Does this explanation stand formal analysis? The hypothesis is that full evaluation of a few candidates gives better results than partial evaluation of more candidates. At first sight this is not entirely obvious, since there is a trade-off between evaluation effort per candidate and number of candidates evaluated: it well could be that sampling more candidates compensates for the poorer evaluation.
Let us build a very simple mathematical model of the situation: we have N candidates c1,...,cN to choose from, each one scoring on M different evaluation traits so that sij is the score of ci on the j-th trait. The global score of ci is then si := ∑jsij. Let us assume that the different sij are independent random variables following a normal distribution with mean 0 and variance 1. We define a selection strategy parameterized according to an integer 1 ≤ t ≤ M:
Take N/t candidates at random and choose among these one with maximum partial score s'i := si1+ ··· +sit.
So, for t = 1 the strategy consists in selecting among all the candidates one with maximum score in the first trait; for t = 2, we select half the candidates at random and choose among them based on their first two traits; for t = M, the evaluation is based on all the traits, but only for a fraction 1/M of the candidate pool. The number of trait evaluations for any value of t remains constant at (N/t candidates)·(t traits per candidate) = N, which is an expression of the expected trade-off between evaluation depth and candidate coverage. Schwartz's hypothesis states that the best strategy is t = M.
I have written a Boost-based C++ program to simulate the model for N = 60, M = 5. The figure shows the average score of the candidate chosen by the different selection strategies for t = 1,...,5, along with the the average result for the optimum choice.
So, Schwartz's hypothesis is correct (at least for this scenario): the best strategy is to do full evaluation at the expense of not covering all the available candidates. We can also analyze the results of the simulation by depicting, for every t, the probability pt(n) that the strategy with that t chooses the n-th best candidate.
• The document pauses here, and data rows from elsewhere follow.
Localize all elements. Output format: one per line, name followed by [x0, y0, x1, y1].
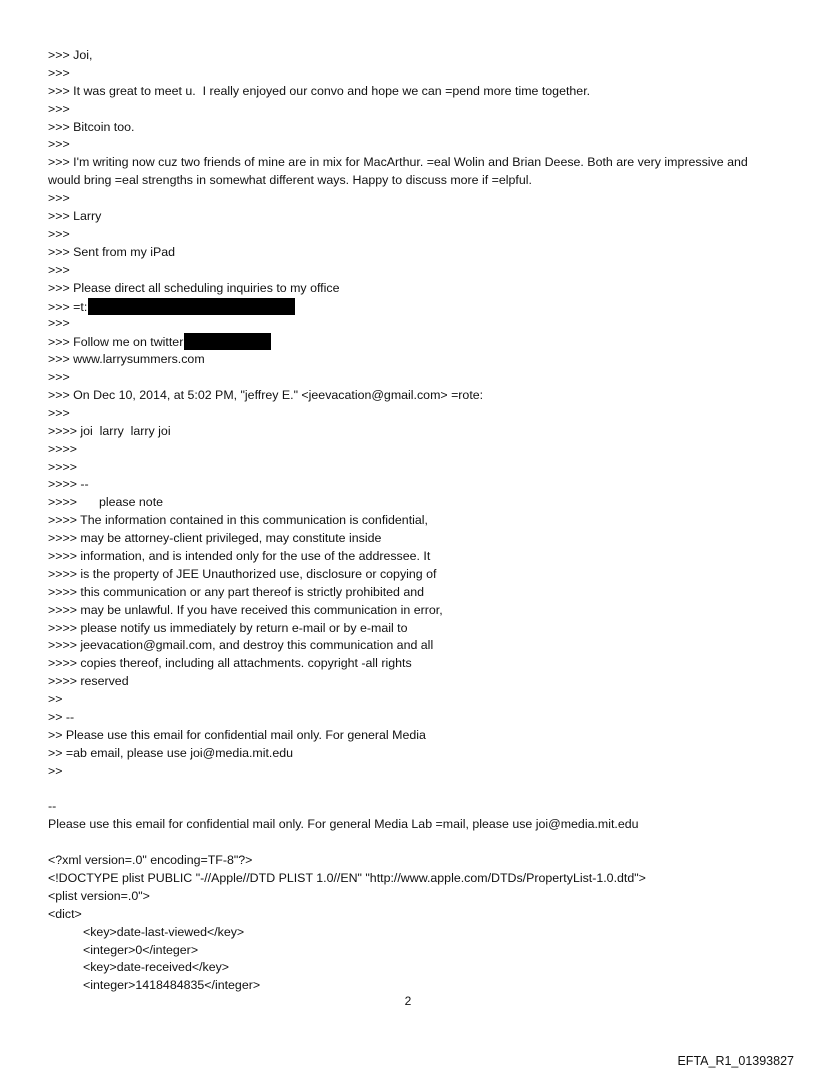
disclaimer-line: >>>> reserved [48, 674, 129, 689]
disclaimer-line: >>>> is the property of JEE Unauthorized use, disclosure or copying of [48, 566, 437, 581]
disclaimer-line: >>>> jeevacation@gmail.com, and destroy this communication and all [48, 638, 434, 653]
text-line: >> Please use this email for confidential mail only. For general Media [48, 727, 426, 742]
text-line: >> [48, 763, 63, 778]
please-note-line [48, 494, 748, 512]
signature-separator: -- [48, 799, 57, 814]
text-line: >> =ab email, please use joi@media.mit.edu [48, 745, 294, 760]
code-line: <key>date-received</key> [83, 960, 230, 975]
phone-label: >>> =t: [48, 299, 88, 314]
text-line: >>> [48, 137, 70, 152]
code-line: <key>date-last-viewed</key> [83, 924, 245, 939]
text-line: >>> [48, 405, 70, 420]
text-line: >>>> [48, 459, 77, 474]
text-line: >>> [48, 191, 70, 206]
code-line: <dict> [48, 906, 82, 921]
text-paragraph: >>> I'm writing now cuz two friends of mine are in mix for MacArthur. =eal Wolin and Brian Deese. Both are very impressive and would bring =eal strengths in somewhat different ways. Happy to discuss more if =elpful. [48, 155, 748, 188]
text-line: >>> It was great to meet u. I really enjoyed our convo and hope we can =pend more time together. [48, 83, 591, 98]
disclaimer-line: >>>> please notify us immediately by return e-mail or by e-mail to [48, 620, 408, 635]
text-line: >>> Bitcoin too. [48, 119, 135, 134]
disclaimer-line: >>>> The information contained in this communication is confidential, [48, 513, 428, 528]
text-line: >>> www.larrysummers.com [48, 352, 205, 367]
text-line: >>> On Dec 10, 2014, at 5:02 PM, "jeffrey E." <jeevacation@gmail.com> =rote: [48, 387, 484, 402]
twitter-line [48, 333, 748, 351]
disclaimer-line: >>>> copies thereof, including all attachments. copyright -all rights [48, 656, 412, 671]
text-line: >>> [48, 316, 70, 331]
email-body [48, 47, 748, 995]
text-line: >>> Please direct all scheduling inquiries to my office [48, 280, 340, 295]
disclaimer-line: >>>> information, and is intended only for the use of the addressee. It [48, 548, 431, 563]
blank-line [48, 781, 748, 799]
text-line: >>> Larry [48, 209, 102, 224]
code-line: <plist version=.0"> [48, 888, 150, 903]
disclaimer-line: >>>> may be unlawful. If you have received this communication in error, [48, 602, 443, 617]
text-line: >>>> [48, 441, 77, 456]
code-line: <integer>0</integer> [83, 942, 199, 957]
blank-line [48, 834, 748, 852]
text-line: >>> [48, 226, 70, 241]
redaction-block [88, 298, 295, 315]
page-number: 2 [404, 994, 412, 1008]
redaction-block [184, 333, 271, 350]
text-line: >> [48, 692, 63, 707]
bates-number: EFTA_R1_01393827 [677, 1054, 794, 1068]
code-line: <!DOCTYPE plist PUBLIC "-//Apple//DTD PLIST 1.0//EN" "http://www.apple.com/DTDs/PropertyList-1.0.dtd"> [48, 871, 646, 885]
disclaimer-line: >>>> this communication or any part thereof is strictly prohibited and [48, 584, 425, 599]
text-line: >>> Joi, [48, 48, 93, 62]
code-line: <integer>1418484835</integer> [83, 978, 261, 993]
phone-line [48, 298, 748, 316]
disclaimer-line: >>>> may be attorney-client privileged, may constitute inside [48, 531, 382, 546]
text-line: >>> [48, 262, 70, 277]
text-line: >>> [48, 101, 70, 116]
text-line: >>>> joi larry larry joi [48, 423, 171, 438]
text-line: >>> [48, 370, 70, 385]
text-line: >>> Sent from my iPad [48, 244, 176, 259]
text-line: >> -- [48, 709, 75, 724]
twitter-label: >>> Follow me on twitter [48, 335, 184, 350]
text-line: Please use this email for confidential mail only. For general Media Lab =mail, please use joi@media.mit.edu [48, 817, 639, 832]
code-line: <?xml version=.0" encoding=TF-8"?> [48, 853, 253, 868]
text-line: >>>> -- [48, 477, 89, 492]
please-note-text: please note [98, 495, 164, 510]
text-line: >>> [48, 65, 70, 80]
quote-marker: >>>> [48, 495, 77, 510]
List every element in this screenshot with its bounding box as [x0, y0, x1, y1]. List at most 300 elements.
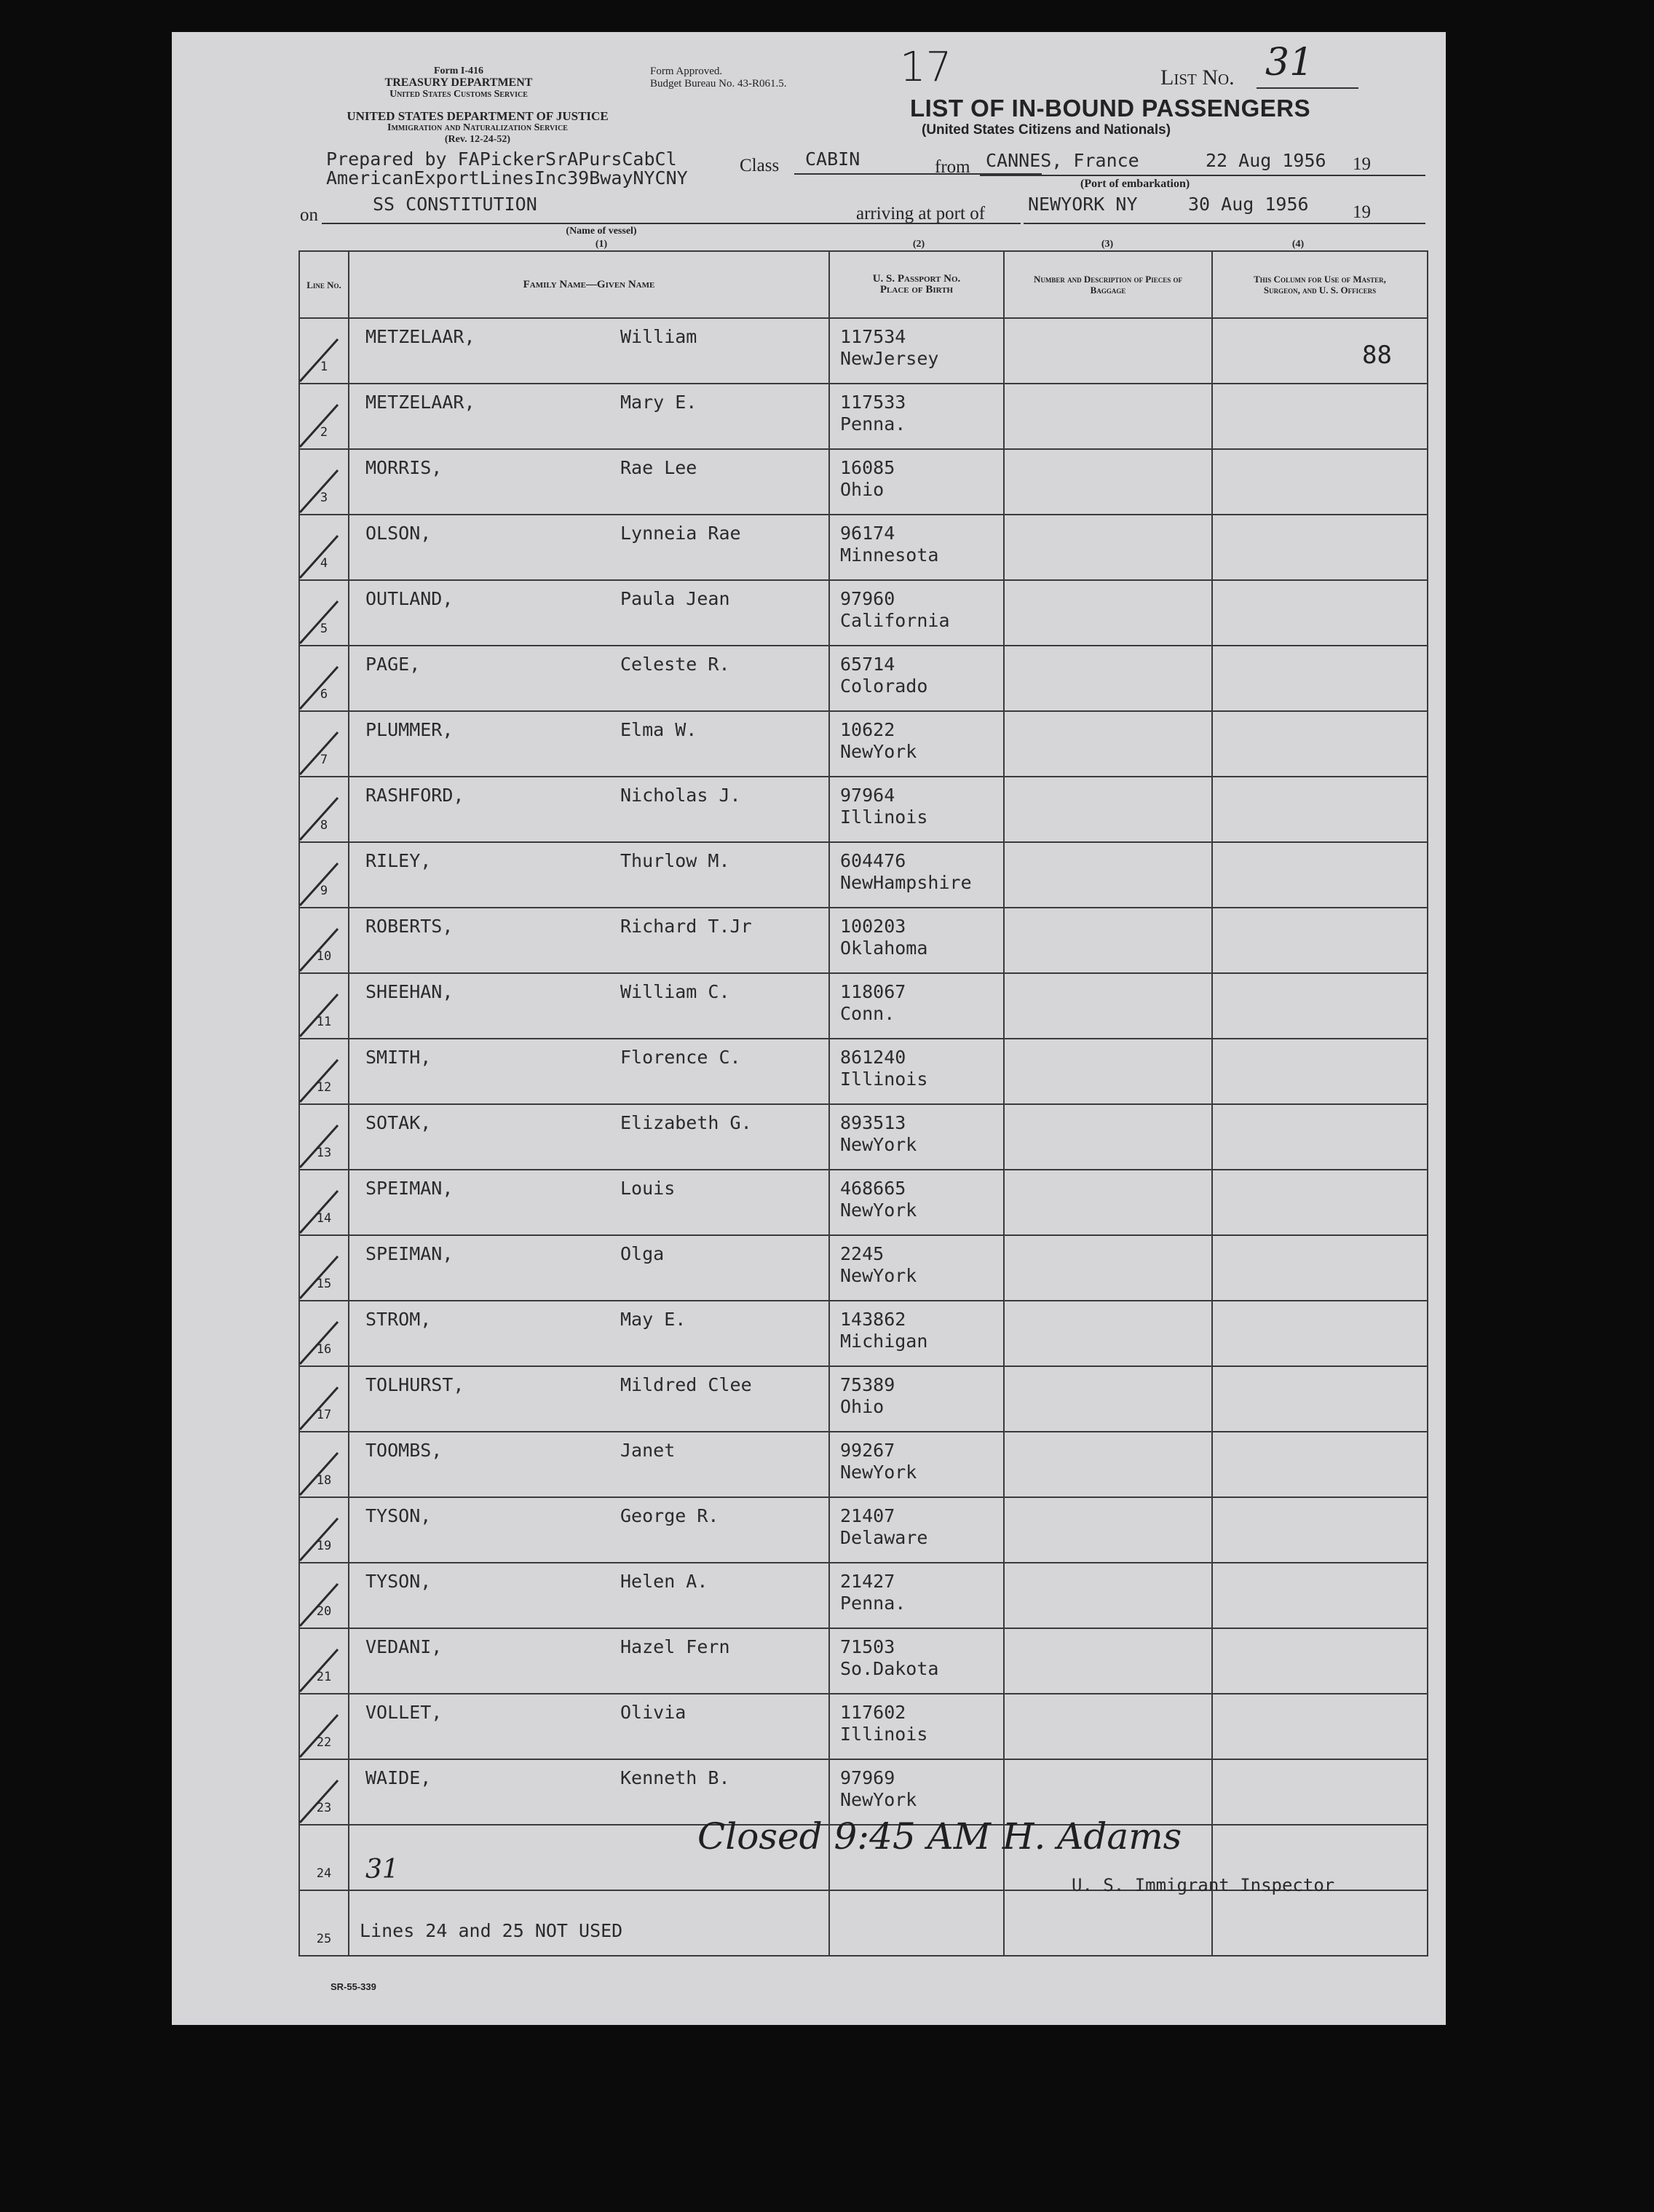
manifest-page [172, 32, 1446, 2025]
class-label: Class [740, 156, 780, 175]
family-name: SHEEHAN, [365, 981, 454, 1002]
line-number: 25 [316, 1932, 332, 1946]
passport-number: 861240 [840, 1047, 906, 1068]
name-cell [349, 1301, 829, 1366]
given-name: Hazel Fern [620, 1636, 730, 1657]
passport-cell [829, 1497, 1004, 1563]
family-name: TOLHURST, [365, 1374, 464, 1395]
passport-number: 143862 [840, 1309, 906, 1330]
arrival-date: 30 Aug 1956 [1188, 194, 1309, 215]
baggage-cell [1004, 777, 1212, 842]
budget-bureau: Budget Bureau No. 43-R061.5. [650, 78, 787, 90]
officers-cell [1212, 1759, 1428, 1825]
officers-cell [1212, 1432, 1428, 1497]
line-cell [299, 711, 349, 777]
col2-number: (2) [912, 239, 925, 250]
baggage-cell [1004, 1694, 1212, 1759]
officers-cell [1212, 580, 1428, 646]
passport-number: 97969 [840, 1767, 895, 1788]
line-number: 9 [320, 884, 328, 898]
name-cell [349, 1039, 829, 1104]
baggage-cell [1004, 1628, 1212, 1694]
baggage-cell [1004, 1432, 1212, 1497]
passport-cell [829, 580, 1004, 646]
baggage-cell [1004, 1235, 1212, 1301]
table-row [299, 1563, 1428, 1628]
officers-cell [1212, 384, 1428, 449]
embarkation-date: 22 Aug 1956 [1206, 150, 1326, 171]
form-number: Form I-416 [433, 66, 484, 76]
passport-cell [829, 384, 1004, 449]
line-number: 24 [316, 1866, 332, 1881]
footer-code: SR-55-339 [331, 1981, 376, 1992]
line-number: 1 [320, 360, 328, 374]
passport-number: 117534 [840, 326, 906, 347]
passport-cell [829, 1301, 1004, 1366]
given-name: Kenneth B. [620, 1767, 730, 1788]
passport-cell [829, 973, 1004, 1039]
line-number: 18 [316, 1473, 332, 1488]
name-cell [349, 1366, 829, 1432]
table-row [299, 777, 1428, 842]
officer-mark: 88 [1362, 341, 1392, 370]
baggage-cell [1004, 318, 1212, 384]
passport-cell [829, 777, 1004, 842]
officers-cell [1212, 777, 1428, 842]
passport-cell [829, 646, 1004, 711]
form-approved: Form Approved. [650, 66, 723, 77]
table-row [299, 842, 1428, 908]
given-name: George R. [620, 1505, 719, 1526]
officers-cell [1212, 1628, 1428, 1694]
officers-cell [1212, 515, 1428, 580]
line-cell [299, 1497, 349, 1563]
passport-number: 117533 [840, 392, 906, 413]
line-cell [299, 384, 349, 449]
family-name: TYSON, [365, 1505, 432, 1526]
line-cell [299, 1563, 349, 1628]
family-name: SPEIMAN, [365, 1243, 454, 1264]
place-of-birth: Illinois [840, 806, 928, 828]
passport-cell [829, 1628, 1004, 1694]
passport-number: 97964 [840, 785, 895, 806]
passport-number: 100203 [840, 916, 906, 937]
arriving-label: arriving at port of [856, 204, 986, 223]
place-of-birth: Ohio [840, 1396, 885, 1417]
family-name: TYSON, [365, 1571, 432, 1592]
line-cell [299, 777, 349, 842]
given-name: Mary E. [620, 392, 697, 413]
family-name: RILEY, [365, 850, 432, 871]
vessel-col-number: (1) [595, 239, 608, 250]
officers-cell [1212, 1170, 1428, 1235]
given-name: May E. [620, 1309, 686, 1330]
name-cell [349, 1432, 829, 1497]
line-number: 12 [316, 1080, 332, 1095]
baggage-cell [1004, 1170, 1212, 1235]
family-name: TOOMBS, [365, 1440, 443, 1461]
line-number: 21 [316, 1670, 332, 1684]
given-name: Helen A. [620, 1571, 708, 1592]
officers-cell [1212, 908, 1428, 973]
baggage-cell [1004, 711, 1212, 777]
line-number: 6 [320, 687, 328, 702]
family-name: ROBERTS, [365, 916, 454, 937]
given-name: Elma W. [620, 719, 697, 740]
passport-number: 468665 [840, 1178, 906, 1199]
col-header-name: Family Name—Given Name [349, 251, 829, 318]
passport-number: 604476 [840, 850, 906, 871]
passport-number: 2245 [840, 1243, 885, 1264]
name-cell [349, 1170, 829, 1235]
name-cell [349, 842, 829, 908]
name-cell [349, 1628, 829, 1694]
line-cell [299, 1104, 349, 1170]
family-name: SPEIMAN, [365, 1178, 454, 1199]
line-cell [299, 515, 349, 580]
passport-cell [829, 711, 1004, 777]
baggage-cell [1004, 515, 1212, 580]
place-of-birth: NewYork [840, 1134, 917, 1155]
place-of-birth: Ohio [840, 479, 885, 500]
name-cell [349, 1235, 829, 1301]
officers-cell [1212, 1497, 1428, 1563]
baggage-cell [1004, 1104, 1212, 1170]
name-cell [349, 646, 829, 711]
year-underline-from [1374, 175, 1425, 176]
line-number: 20 [316, 1604, 332, 1619]
inspector-label: U. S. Immigrant Inspector [1072, 1875, 1335, 1895]
table-row [299, 1497, 1428, 1563]
place-of-birth: Penna. [840, 1593, 906, 1614]
line-cell [299, 1301, 349, 1366]
col3-number: (3) [1101, 239, 1114, 250]
line-number: 11 [316, 1015, 332, 1029]
given-name: Paula Jean [620, 588, 730, 609]
passport-number: 21407 [840, 1505, 895, 1526]
given-name: Janet [620, 1440, 676, 1461]
col-header-officers: This Column for Use of Master, Surgeon, and U. S. Officers [1212, 251, 1428, 318]
place-of-birth: NewJersey [840, 348, 939, 369]
passport-number: 75389 [840, 1374, 895, 1395]
passport-cell [829, 1366, 1004, 1432]
officers-cell [1212, 1104, 1428, 1170]
place-of-birth: Colorado [840, 675, 928, 697]
place-of-birth: NewYork [840, 1265, 917, 1286]
family-name: SOTAK, [365, 1112, 432, 1133]
passport-cell [829, 449, 1004, 515]
handwritten-count: 31 [365, 1855, 399, 1884]
line-number: 8 [320, 818, 328, 833]
prepared-by-line2: AmericanExportLinesInc39BwayNYCNY [326, 167, 688, 189]
prepared-by-line1: Prepared by FAPickerSrAPursCabCl [326, 148, 677, 170]
family-name: VEDANI, [365, 1636, 443, 1657]
passport-cell [829, 1170, 1004, 1235]
baggage-cell [1004, 1563, 1212, 1628]
place-of-birth: NewYork [840, 1789, 917, 1810]
table-row [299, 1366, 1428, 1432]
given-name: William [620, 326, 697, 347]
place-of-birth: NewYork [840, 741, 917, 762]
line-cell [299, 842, 349, 908]
officers-cell [1212, 1235, 1428, 1301]
line-number: 4 [320, 556, 328, 571]
table-row-25 [299, 1890, 1428, 1956]
given-name: Olga [620, 1243, 665, 1264]
table-row [299, 646, 1428, 711]
name-cell [349, 515, 829, 580]
officers-cell [1212, 973, 1428, 1039]
given-name: Florence C. [620, 1047, 741, 1068]
passport-number: 97960 [840, 588, 895, 609]
line-cell [299, 1628, 349, 1694]
name-cell [349, 580, 829, 646]
col-header-passport: U. S. Passport No. Place of Birth [829, 251, 1004, 318]
line-cell [299, 646, 349, 711]
name-cell [349, 1563, 829, 1628]
passport-cell [829, 1694, 1004, 1759]
line-cell [299, 318, 349, 384]
justice-block [303, 111, 652, 146]
line-number: 17 [316, 1408, 332, 1422]
place-of-birth: NewHampshire [840, 872, 972, 893]
baggage-cell [1004, 1366, 1212, 1432]
given-name: Nicholas J. [620, 785, 741, 806]
arrival-port: NEWYORK NY [1028, 194, 1138, 215]
given-name: Lynneia Rae [620, 523, 741, 544]
line-number: 5 [320, 622, 328, 636]
from-label: from [935, 157, 970, 177]
family-name: METZELAAR, [365, 326, 475, 347]
passport-cell [829, 1235, 1004, 1301]
table-header [299, 251, 1428, 318]
col4-number: (4) [1291, 239, 1305, 250]
closing-note: Closed 9:45 AM H. Adams [697, 1815, 1182, 1858]
passport-number: 65714 [840, 654, 895, 675]
line-cell [299, 908, 349, 973]
place-of-birth: California [840, 610, 950, 631]
family-name: STROM, [365, 1309, 432, 1330]
name-cell [349, 777, 829, 842]
name-cell [349, 1694, 829, 1759]
family-name: VOLLET, [365, 1702, 443, 1723]
table-row [299, 1104, 1428, 1170]
officers-cell [1212, 1301, 1428, 1366]
baggage-cell [1004, 1497, 1212, 1563]
given-name: Olivia [620, 1702, 686, 1723]
table-row [299, 318, 1428, 384]
passport-number: 71503 [840, 1636, 895, 1657]
passport-cell [829, 842, 1004, 908]
passport-cell [829, 318, 1004, 384]
name-cell [349, 973, 829, 1039]
name-cell [349, 1104, 829, 1170]
table-row [299, 449, 1428, 515]
given-name: Louis [620, 1178, 676, 1199]
passport-number: 118067 [840, 981, 906, 1002]
line-number: 23 [316, 1801, 332, 1815]
line-number: 19 [316, 1539, 332, 1553]
top-handwritten-number: 17 [900, 44, 952, 91]
given-name: Richard T.Jr [620, 916, 752, 937]
family-name: PLUMMER, [365, 719, 454, 740]
line-cell [299, 1039, 349, 1104]
form-block [364, 66, 553, 100]
officers-cell [1212, 1366, 1428, 1432]
treasury-department: TREASURY DEPARTMENT [384, 76, 533, 89]
table-row [299, 515, 1428, 580]
given-name: Elizabeth G. [620, 1112, 752, 1133]
passenger-table [298, 250, 1428, 1957]
embarkation-port: CANNES, France [986, 150, 1139, 171]
name-cell [349, 318, 829, 384]
line-number: 22 [316, 1735, 332, 1750]
table-row [299, 1235, 1428, 1301]
form-approval [650, 66, 786, 90]
table-row [299, 384, 1428, 449]
given-name: Rae Lee [620, 457, 697, 478]
line-cell [299, 973, 349, 1039]
line-cell [299, 449, 349, 515]
name-cell [349, 384, 829, 449]
officers-cell [1212, 449, 1428, 515]
place-of-birth: So.Dakota [840, 1658, 939, 1679]
place-of-birth: Illinois [840, 1724, 928, 1745]
family-name: PAGE, [365, 654, 421, 675]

With t = 5, the probability that we actually select the optimum candidate is 20% (obviously, since we are fully evaluating 20% of the candidate pool), while for t = 1 the probability decreases to 12%.
From this experiment, we can extract an interesting piece of advice for everyday life: when confronted with the task of selecting an option among a wide array of candidates, it is better to carefully study a small subset of candidates than to skim through them all.
From a broader perspective, the strategies we have studied are only a subset of the possible selection schemes constrained to using a fixed amount N of trait evaluations. Seen this way, there are in fact more efficient strategies than these, as we will see in a later entry.